An der Nassau 1
01689 Weinböhla
Von Weinböhla nach Moritzburg und Radebeul
Eine Wandertour für Naturliebhaber und Kulturliebhaber
Unser Tipp: Bitte prüfen Sie vor Fahrtantritt Ihre Zugverbindung und die erwartete Auslastung.
Der ursprüngliche Bauentwurf des als „Bismarckwarte“ errichteten Friedensturms stammt vom Kulturtechniker Wilhelm Wiesner, der schon den Wartturm auf dem Ratsweinberg entwarf. Auf sein Engagement geht auch der Draisstein zurück, der sich zu Füßen des Friedensturms befindet und Karl Friedrich Drais gewidmet ist, dem Erfinder des ersten mit Beinkraft angetriebenen, lenkbaren Zweirads und einer schienengebundenen „Fahrmaschine“, aus der sich die heute vor allem als Freizeitgefährt bekannte Draisine entwickelte. Fast der ganze Ort begrüßte 1912 die Einweihung des Gedenksteins. Denn die Weinböhlaer waren begeisterte Radfahrer, zwei Fahrradvereine gründeten sich hier um 1900 kurz hintereinander.

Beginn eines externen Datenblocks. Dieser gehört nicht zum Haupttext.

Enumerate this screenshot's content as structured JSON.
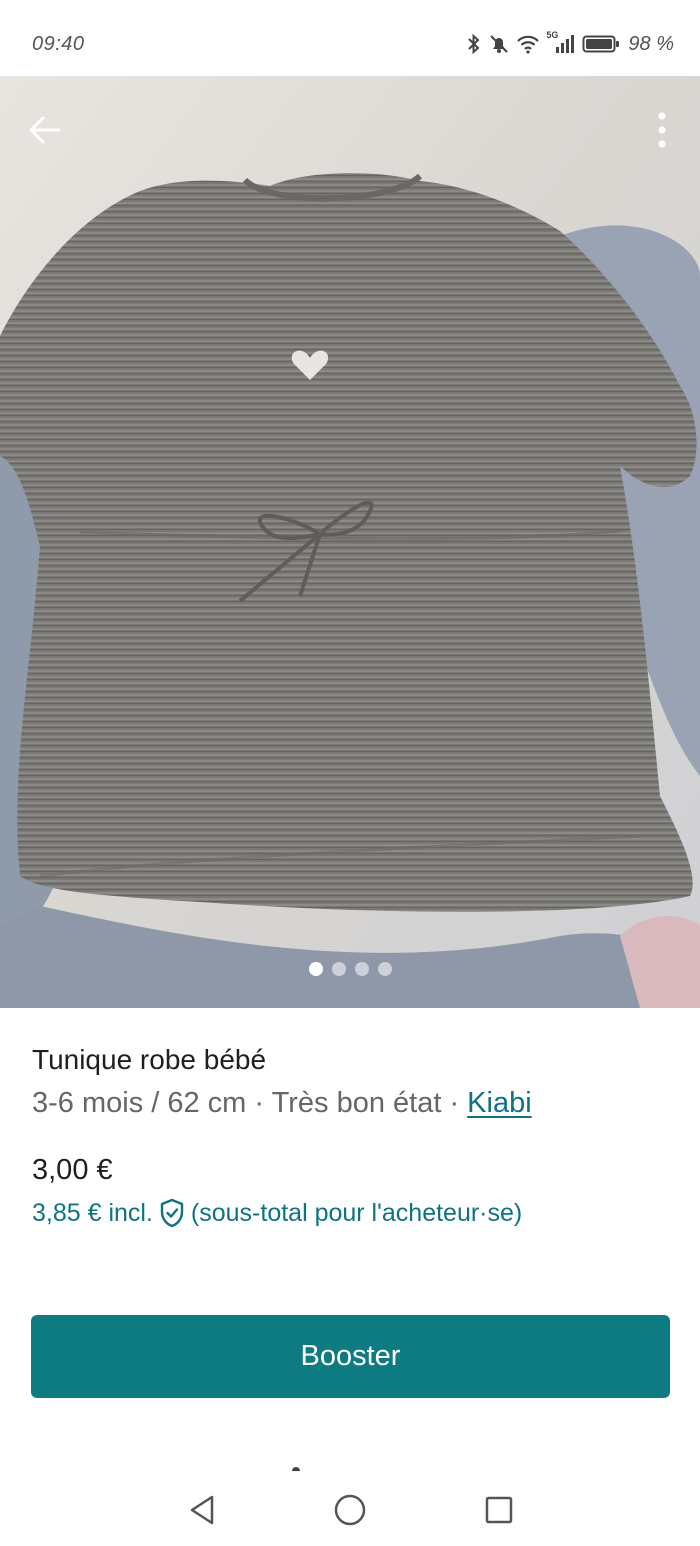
{
  "status_bar": {
    "time": "09:40",
    "battery_percent": "98 %",
    "network_label": "5G",
    "icons": [
      "bluetooth-icon",
      "mute-icon",
      "wifi-icon",
      "signal-icon",
      "battery-icon"
    ]
  },
  "photo": {
    "image_count": 4,
    "active_index": 0
  },
  "listing": {
    "title": "Tunique robe bébé",
    "size": "3-6 mois / 62 cm",
    "separator": " · ",
    "condition": "Très bon état",
    "brand": "Kiabi",
    "price": "3,00 €",
    "price_incl": "3,85 € incl.",
    "price_incl_note": "(sous-total pour l'acheteur·se)"
  },
  "actions": {
    "booster_label": "Booster"
  },
  "colors": {
    "accent": "#0e7a82",
    "link": "#0e7380"
  }
}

Die untere Plattform des 20 Meter hohen Turmes ist ganzjährig zugänglich. Der Turmaufstieg ist möglich mit einem Schlüssel, der in der Touristinformation Weinböhla im Zentralgasthof, in der benachbarten Gaststätte „Laubenschlösschen“ (montags Ruhetag) sowie in der Gemeindeverwaltung, Rathausplatz 2, ausgeliehen werden kann.
Von hier führt die App auf einer 6,5 Kilometer langen Strecke in das Landschaftsschutzgebiet Friedewald und weiter ins Moritzburger Teichgebiet. Vorbei geht es am Kapellenteich und am Ilschenteich mit seinem idyllischen Rastplatz. Hier kann man sich ausruhen und das Treiben der Wasservögel beobachten. Weiter führt der leicht hügelige Weg etwa fünf Kilometer zum Wasserschloss Moritzburg.

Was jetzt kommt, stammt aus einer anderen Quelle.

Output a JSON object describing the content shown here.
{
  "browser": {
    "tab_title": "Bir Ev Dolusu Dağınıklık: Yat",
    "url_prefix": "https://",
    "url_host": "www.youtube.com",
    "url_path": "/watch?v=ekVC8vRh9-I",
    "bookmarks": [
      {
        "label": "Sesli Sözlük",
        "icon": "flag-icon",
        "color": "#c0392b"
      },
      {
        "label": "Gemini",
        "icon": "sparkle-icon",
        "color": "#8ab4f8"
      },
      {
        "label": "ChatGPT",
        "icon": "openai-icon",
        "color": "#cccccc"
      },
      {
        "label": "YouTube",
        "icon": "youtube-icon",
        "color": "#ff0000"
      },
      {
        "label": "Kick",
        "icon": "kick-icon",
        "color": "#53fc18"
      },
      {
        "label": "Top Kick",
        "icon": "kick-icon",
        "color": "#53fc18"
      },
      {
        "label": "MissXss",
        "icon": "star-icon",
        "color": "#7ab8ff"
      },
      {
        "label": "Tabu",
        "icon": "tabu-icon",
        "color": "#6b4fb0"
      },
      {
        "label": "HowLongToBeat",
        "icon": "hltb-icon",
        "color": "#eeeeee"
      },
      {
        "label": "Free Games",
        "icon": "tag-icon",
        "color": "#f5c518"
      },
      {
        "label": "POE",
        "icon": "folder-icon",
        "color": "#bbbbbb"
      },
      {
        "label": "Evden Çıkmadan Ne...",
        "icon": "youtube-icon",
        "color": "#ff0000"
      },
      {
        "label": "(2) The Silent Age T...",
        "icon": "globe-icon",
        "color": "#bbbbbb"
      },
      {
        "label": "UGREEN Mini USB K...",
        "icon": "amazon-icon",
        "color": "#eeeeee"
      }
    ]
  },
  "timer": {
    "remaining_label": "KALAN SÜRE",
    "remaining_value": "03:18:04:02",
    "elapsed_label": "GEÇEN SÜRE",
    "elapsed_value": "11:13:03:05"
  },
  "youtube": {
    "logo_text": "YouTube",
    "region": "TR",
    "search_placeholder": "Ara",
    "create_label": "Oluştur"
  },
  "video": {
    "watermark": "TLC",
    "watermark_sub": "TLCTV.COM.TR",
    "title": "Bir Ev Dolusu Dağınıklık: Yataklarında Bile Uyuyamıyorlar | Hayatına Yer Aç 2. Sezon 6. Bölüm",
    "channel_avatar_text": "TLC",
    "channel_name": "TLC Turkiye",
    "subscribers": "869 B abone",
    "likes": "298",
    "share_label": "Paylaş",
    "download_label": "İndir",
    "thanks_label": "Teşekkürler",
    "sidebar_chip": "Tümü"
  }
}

Der Name des Schlosses geht zurück auf Herzog Moritz von Sachsen, der das Gebäude 1542 als Jagdschloss errichten ließ. Seine heutige Gestalt erfuhr es jedoch durch August den Starken. Der Kurfürst ließ den ursprünglichen Renaissancebau unter der Leitung des berühmten Baumeisters Pöppelmann zu einem prächtigen Barockschloss umgestalten. Um hier opulente Jagdgesellschaften abhalten und Seeschlachten inszenieren zu können, wurden Teiche und Wildgehege angelegt.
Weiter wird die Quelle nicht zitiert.